Pet ownership can point to the economic and social well-being of a region. Increase in disposable incomes and the growing trend of nuclear families lead to the adoption of pets. Awareness about pet hygiene, nutritional requirements of pets, and quality of pet food is also correlated to the increased disposable incomes. In Latin America, the pet food market looks promising and is estimated to grow at a CAGR of 3.5% during the period between 2014 and 2020 to reach a valuation of US$10,361.0 million by 2020. On the other hand, the Middle East pet food market is not as flourishing and is projected to be worth US$350.5 million by 2020. 

Religious Obligations to Restrict Pet Food Market in the Middle East

In 2006, Saudi Arabia enforced a ban on the sale of cats and dogs, citing religious obligations. Later on, in 2008, the UAE banned 16 breeds of guard dogs as pets. Religious obligations have played a major role in restricting the pet food market in the Middle East. Pets such as dogs are kept for security and hunting rather than for companionship. Cats, especially tamable big cats such as Cheetahs, are kept as luxury pets in the Gulf States. Falcons are also admired as pets for hunting. 

Browse Market Research Report of Middle East & Latin America Pet Food Market: 

However, in the recent years, people have started appreciating pets in the region. Dog shows are hosted in countries such as the UAE and Egypt. This has resulted in healthy growth of the pet food market, which is expected to grow at a CAGR of 5.6% during the period from 2014 to 2020. 

Pet Food Tax in Mexico: How It Affects Pet Food Market in Latin America

Latin America’s love for pets is well-known. The dog-owning tradition can be traced to the Inca people of Machu Pichhu. However, dog owners in Mexico City are finding it expensive to continue the tradition. From January 2014, the federal government in Mexico has levied a 16% sales tax on pet food. This has negatively impacted the pet food market in the country. The tax would particularly affect the purchasing decisions of low-income groups and would deter them from buying pet food. Animal rights groups have further pointed out that this would lead to increased abandonment of pets. 

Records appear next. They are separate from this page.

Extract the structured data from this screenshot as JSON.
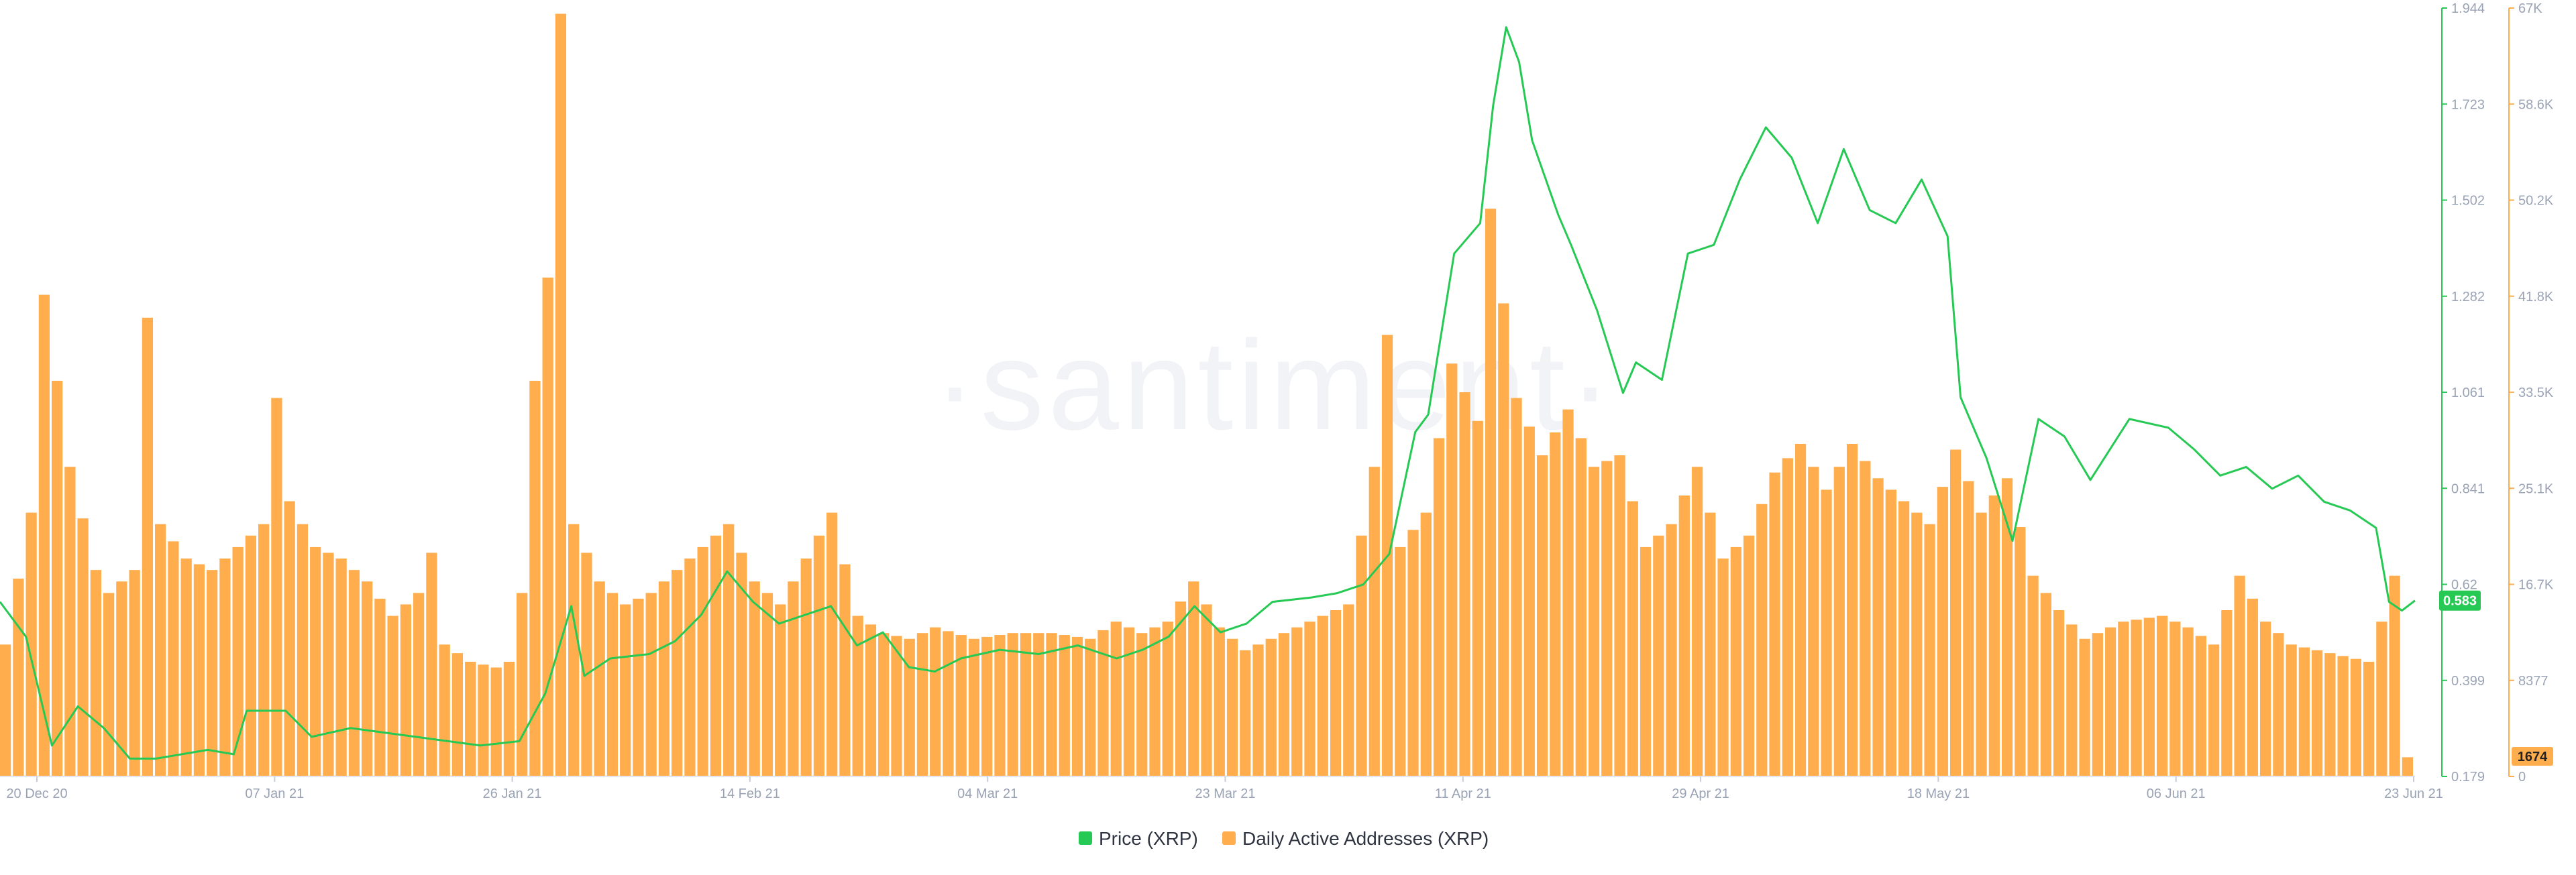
{
  "chart_data": {
    "type": "bar+line",
    "watermark": "·santiment·",
    "x_ticks": [
      "20 Dec 20",
      "07 Jan 21",
      "26 Jan 21",
      "14 Feb 21",
      "04 Mar 21",
      "23 Mar 21",
      "11 Apr 21",
      "29 Apr 21",
      "18 May 21",
      "06 Jun 21",
      "23 Jun 21"
    ],
    "x_range": [
      "2020-12-19",
      "2021-06-23"
    ],
    "price_axis": {
      "ticks": [
        "1.944",
        "1.723",
        "1.502",
        "1.282",
        "1.061",
        "0.841",
        "0.62",
        "0.399",
        "0.179"
      ],
      "min": 0.179,
      "max": 1.944,
      "color": "#26c953"
    },
    "address_axis": {
      "ticks": [
        "67K",
        "58.6K",
        "50.2K",
        "41.8K",
        "33.5K",
        "25.1K",
        "16.7K",
        "8377",
        "0"
      ],
      "min": 0,
      "max": 67000,
      "color": "#ffad4d"
    },
    "current_price_label": "0.583",
    "current_addresses_label": "1674",
    "series": [
      {
        "name": "Price (XRP)",
        "kind": "line",
        "color": "#26c953",
        "points": [
          [
            "2020-12-19",
            0.58
          ],
          [
            "2020-12-21",
            0.5
          ],
          [
            "2020-12-23",
            0.25
          ],
          [
            "2020-12-25",
            0.34
          ],
          [
            "2020-12-27",
            0.29
          ],
          [
            "2020-12-29",
            0.22
          ],
          [
            "2020-12-31",
            0.22
          ],
          [
            "2021-01-02",
            0.23
          ],
          [
            "2021-01-04",
            0.24
          ],
          [
            "2021-01-06",
            0.23
          ],
          [
            "2021-01-07",
            0.33
          ],
          [
            "2021-01-10",
            0.33
          ],
          [
            "2021-01-12",
            0.27
          ],
          [
            "2021-01-15",
            0.29
          ],
          [
            "2021-01-20",
            0.27
          ],
          [
            "2021-01-25",
            0.25
          ],
          [
            "2021-01-28",
            0.26
          ],
          [
            "2021-01-30",
            0.37
          ],
          [
            "2021-02-01",
            0.57
          ],
          [
            "2021-02-02",
            0.41
          ],
          [
            "2021-02-04",
            0.45
          ],
          [
            "2021-02-07",
            0.46
          ],
          [
            "2021-02-09",
            0.49
          ],
          [
            "2021-02-11",
            0.55
          ],
          [
            "2021-02-13",
            0.65
          ],
          [
            "2021-02-15",
            0.58
          ],
          [
            "2021-02-17",
            0.53
          ],
          [
            "2021-02-19",
            0.55
          ],
          [
            "2021-02-21",
            0.57
          ],
          [
            "2021-02-23",
            0.48
          ],
          [
            "2021-02-25",
            0.51
          ],
          [
            "2021-02-27",
            0.43
          ],
          [
            "2021-03-01",
            0.42
          ],
          [
            "2021-03-03",
            0.45
          ],
          [
            "2021-03-06",
            0.47
          ],
          [
            "2021-03-09",
            0.46
          ],
          [
            "2021-03-12",
            0.48
          ],
          [
            "2021-03-15",
            0.45
          ],
          [
            "2021-03-17",
            0.47
          ],
          [
            "2021-03-19",
            0.5
          ],
          [
            "2021-03-21",
            0.57
          ],
          [
            "2021-03-23",
            0.51
          ],
          [
            "2021-03-25",
            0.53
          ],
          [
            "2021-03-27",
            0.58
          ],
          [
            "2021-03-30",
            0.59
          ],
          [
            "2021-04-01",
            0.6
          ],
          [
            "2021-04-03",
            0.62
          ],
          [
            "2021-04-05",
            0.69
          ],
          [
            "2021-04-07",
            0.97
          ],
          [
            "2021-04-08",
            1.01
          ],
          [
            "2021-04-10",
            1.38
          ],
          [
            "2021-04-12",
            1.45
          ],
          [
            "2021-04-13",
            1.72
          ],
          [
            "2021-04-14",
            1.9
          ],
          [
            "2021-04-15",
            1.82
          ],
          [
            "2021-04-16",
            1.64
          ],
          [
            "2021-04-18",
            1.47
          ],
          [
            "2021-04-19",
            1.4
          ],
          [
            "2021-04-21",
            1.25
          ],
          [
            "2021-04-23",
            1.06
          ],
          [
            "2021-04-24",
            1.13
          ],
          [
            "2021-04-26",
            1.09
          ],
          [
            "2021-04-28",
            1.38
          ],
          [
            "2021-04-30",
            1.4
          ],
          [
            "2021-05-02",
            1.55
          ],
          [
            "2021-05-04",
            1.67
          ],
          [
            "2021-05-06",
            1.6
          ],
          [
            "2021-05-08",
            1.45
          ],
          [
            "2021-05-10",
            1.62
          ],
          [
            "2021-05-12",
            1.48
          ],
          [
            "2021-05-14",
            1.45
          ],
          [
            "2021-05-16",
            1.55
          ],
          [
            "2021-05-18",
            1.42
          ],
          [
            "2021-05-19",
            1.05
          ],
          [
            "2021-05-21",
            0.91
          ],
          [
            "2021-05-23",
            0.72
          ],
          [
            "2021-05-25",
            1.0
          ],
          [
            "2021-05-27",
            0.96
          ],
          [
            "2021-05-29",
            0.86
          ],
          [
            "2021-06-01",
            1.0
          ],
          [
            "2021-06-04",
            0.98
          ],
          [
            "2021-06-06",
            0.93
          ],
          [
            "2021-06-08",
            0.87
          ],
          [
            "2021-06-10",
            0.89
          ],
          [
            "2021-06-12",
            0.84
          ],
          [
            "2021-06-14",
            0.87
          ],
          [
            "2021-06-16",
            0.81
          ],
          [
            "2021-06-18",
            0.79
          ],
          [
            "2021-06-20",
            0.75
          ],
          [
            "2021-06-21",
            0.58
          ],
          [
            "2021-06-22",
            0.56
          ],
          [
            "2021-06-23",
            0.583
          ]
        ]
      },
      {
        "name": "Daily Active Addresses (XRP)",
        "kind": "bar",
        "color": "#ffad4d",
        "points": [
          [
            "2020-12-19",
            11500
          ],
          [
            "2020-12-21",
            23000
          ],
          [
            "2020-12-22",
            42000
          ],
          [
            "2020-12-24",
            27000
          ],
          [
            "2020-12-26",
            18000
          ],
          [
            "2020-12-27",
            16000
          ],
          [
            "2020-12-29",
            18000
          ],
          [
            "2020-12-30",
            40000
          ],
          [
            "2020-12-31",
            22000
          ],
          [
            "2021-01-02",
            19000
          ],
          [
            "2021-01-04",
            18000
          ],
          [
            "2021-01-06",
            20000
          ],
          [
            "2021-01-08",
            22000
          ],
          [
            "2021-01-09",
            33000
          ],
          [
            "2021-01-10",
            24000
          ],
          [
            "2021-01-12",
            20000
          ],
          [
            "2021-01-14",
            19000
          ],
          [
            "2021-01-16",
            17000
          ],
          [
            "2021-01-18",
            14000
          ],
          [
            "2021-01-20",
            16000
          ],
          [
            "2021-01-21",
            19500
          ],
          [
            "2021-01-22",
            11500
          ],
          [
            "2021-01-24",
            10000
          ],
          [
            "2021-01-26",
            9500
          ],
          [
            "2021-01-27",
            10000
          ],
          [
            "2021-01-28",
            16000
          ],
          [
            "2021-01-29",
            34500
          ],
          [
            "2021-01-30",
            43500
          ],
          [
            "2021-01-31",
            66500
          ],
          [
            "2021-02-01",
            22000
          ],
          [
            "2021-02-03",
            17000
          ],
          [
            "2021-02-05",
            15000
          ],
          [
            "2021-02-07",
            16000
          ],
          [
            "2021-02-09",
            18000
          ],
          [
            "2021-02-11",
            20000
          ],
          [
            "2021-02-13",
            22000
          ],
          [
            "2021-02-15",
            17000
          ],
          [
            "2021-02-17",
            15000
          ],
          [
            "2021-02-19",
            19000
          ],
          [
            "2021-02-21",
            23000
          ],
          [
            "2021-02-23",
            14000
          ],
          [
            "2021-02-25",
            12500
          ],
          [
            "2021-02-27",
            12000
          ],
          [
            "2021-03-01",
            13000
          ],
          [
            "2021-03-04",
            12000
          ],
          [
            "2021-03-07",
            12500
          ],
          [
            "2021-03-10",
            12500
          ],
          [
            "2021-03-13",
            12000
          ],
          [
            "2021-03-15",
            13500
          ],
          [
            "2021-03-17",
            12500
          ],
          [
            "2021-03-19",
            13500
          ],
          [
            "2021-03-21",
            17000
          ],
          [
            "2021-03-23",
            13000
          ],
          [
            "2021-03-25",
            11000
          ],
          [
            "2021-03-27",
            12000
          ],
          [
            "2021-03-29",
            13000
          ],
          [
            "2021-03-31",
            14000
          ],
          [
            "2021-04-02",
            15000
          ],
          [
            "2021-04-04",
            27000
          ],
          [
            "2021-04-05",
            38500
          ],
          [
            "2021-04-06",
            20000
          ],
          [
            "2021-04-08",
            23000
          ],
          [
            "2021-04-10",
            36000
          ],
          [
            "2021-04-12",
            31000
          ],
          [
            "2021-04-13",
            49500
          ],
          [
            "2021-04-15",
            33000
          ],
          [
            "2021-04-17",
            28000
          ],
          [
            "2021-04-19",
            32000
          ],
          [
            "2021-04-21",
            27000
          ],
          [
            "2021-04-23",
            28000
          ],
          [
            "2021-04-25",
            20000
          ],
          [
            "2021-04-27",
            22000
          ],
          [
            "2021-04-29",
            27000
          ],
          [
            "2021-05-01",
            19000
          ],
          [
            "2021-05-03",
            21000
          ],
          [
            "2021-05-05",
            26500
          ],
          [
            "2021-05-07",
            29000
          ],
          [
            "2021-05-09",
            25000
          ],
          [
            "2021-05-11",
            29000
          ],
          [
            "2021-05-13",
            26000
          ],
          [
            "2021-05-15",
            24000
          ],
          [
            "2021-05-17",
            22000
          ],
          [
            "2021-05-19",
            28500
          ],
          [
            "2021-05-21",
            23000
          ],
          [
            "2021-05-23",
            26000
          ],
          [
            "2021-05-25",
            17500
          ],
          [
            "2021-05-27",
            14500
          ],
          [
            "2021-05-29",
            12000
          ],
          [
            "2021-06-01",
            13500
          ],
          [
            "2021-06-04",
            14000
          ],
          [
            "2021-06-06",
            13000
          ],
          [
            "2021-06-08",
            11500
          ],
          [
            "2021-06-10",
            17500
          ],
          [
            "2021-06-12",
            13500
          ],
          [
            "2021-06-14",
            11500
          ],
          [
            "2021-06-16",
            11000
          ],
          [
            "2021-06-18",
            10500
          ],
          [
            "2021-06-20",
            10000
          ],
          [
            "2021-06-21",
            13500
          ],
          [
            "2021-06-22",
            17500
          ],
          [
            "2021-06-23",
            1674
          ]
        ]
      }
    ],
    "legend_placement": "bottom-center",
    "grid": false
  }
}
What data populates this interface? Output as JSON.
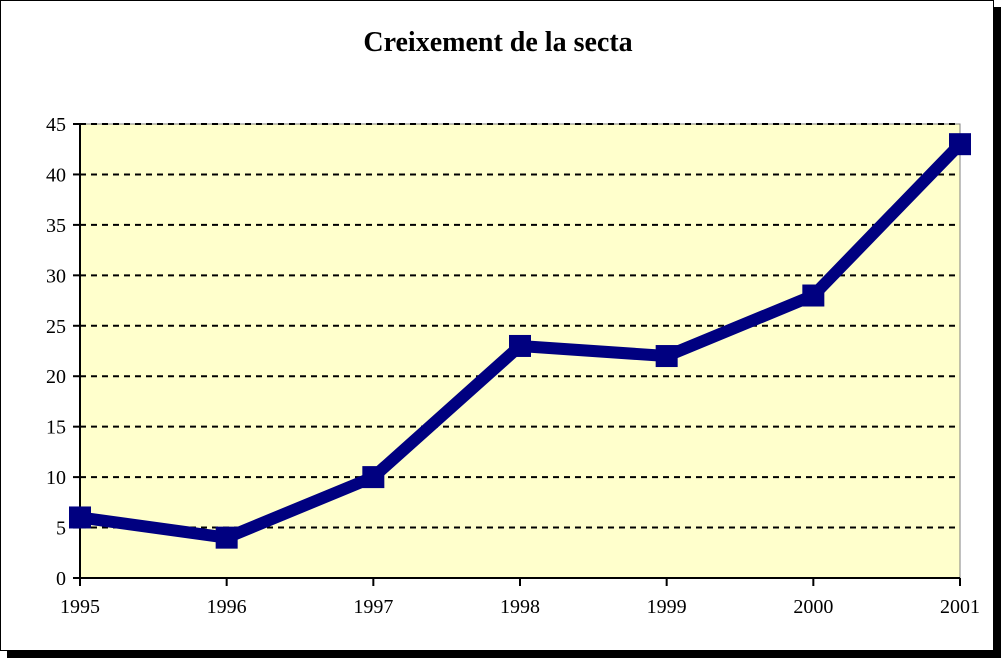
{
  "chart_data": {
    "type": "line",
    "title": "Creixement de la secta",
    "xlabel": "",
    "ylabel": "",
    "x": [
      "1995",
      "1996",
      "1997",
      "1998",
      "1999",
      "2000",
      "2001"
    ],
    "series": [
      {
        "values": [
          6,
          4,
          10,
          23,
          22,
          28,
          43
        ],
        "color": "#000080"
      }
    ],
    "ylim": [
      0,
      45
    ],
    "ytick_step": 5,
    "grid": true,
    "plot_background": "#ffffcc",
    "legend": "none"
  }
}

Brazil: The Bull’s Eye for Pet Food Manufacturers

Globally, Brazil is the second largest market for dog food after the U.S., with 36 million pet dogs. Abinpet, the Brazilian Association of Industries of Pet Products, is hopeful that the pet market would contribute significantly to the GDP of the nation. 

However, in Brazil too, increased taxes on pet food, which is pricier when compared to human food and agricultural goods, has led pet owners to feed human food leftovers to their pets. For the pet food market to grow further in the country, tax reductions on pet food are needed. 

Other Latin American nations such as Argentina, Chile, Venezuela, and Brazil have witnessed soaring demand for pet food, especially dry pet food, due to its low price. It has been observed that Latin American customers prefer dogs as pets more than cats or other animals. Obviously, the demand for dog food in the region is quite high. Globally, Brazil is the second-largest market for dog food after the U.S. with 36 million pet dogs. Abinpet, the Brazilian Association of Industries of Pet Products, is hopeful that the pet market would contribute significantly to the GDP of the nation. 

Browse Press Release of Middle East & Latin America Pet Food Market: 

However, in Brazil too, increased taxes on pet food, which is higher when compared to human food and agricultural goods, has led pet owners to feed human food leftovers to their pets. For the pet food market to grow further in the country, tax reductions on pet food is needed.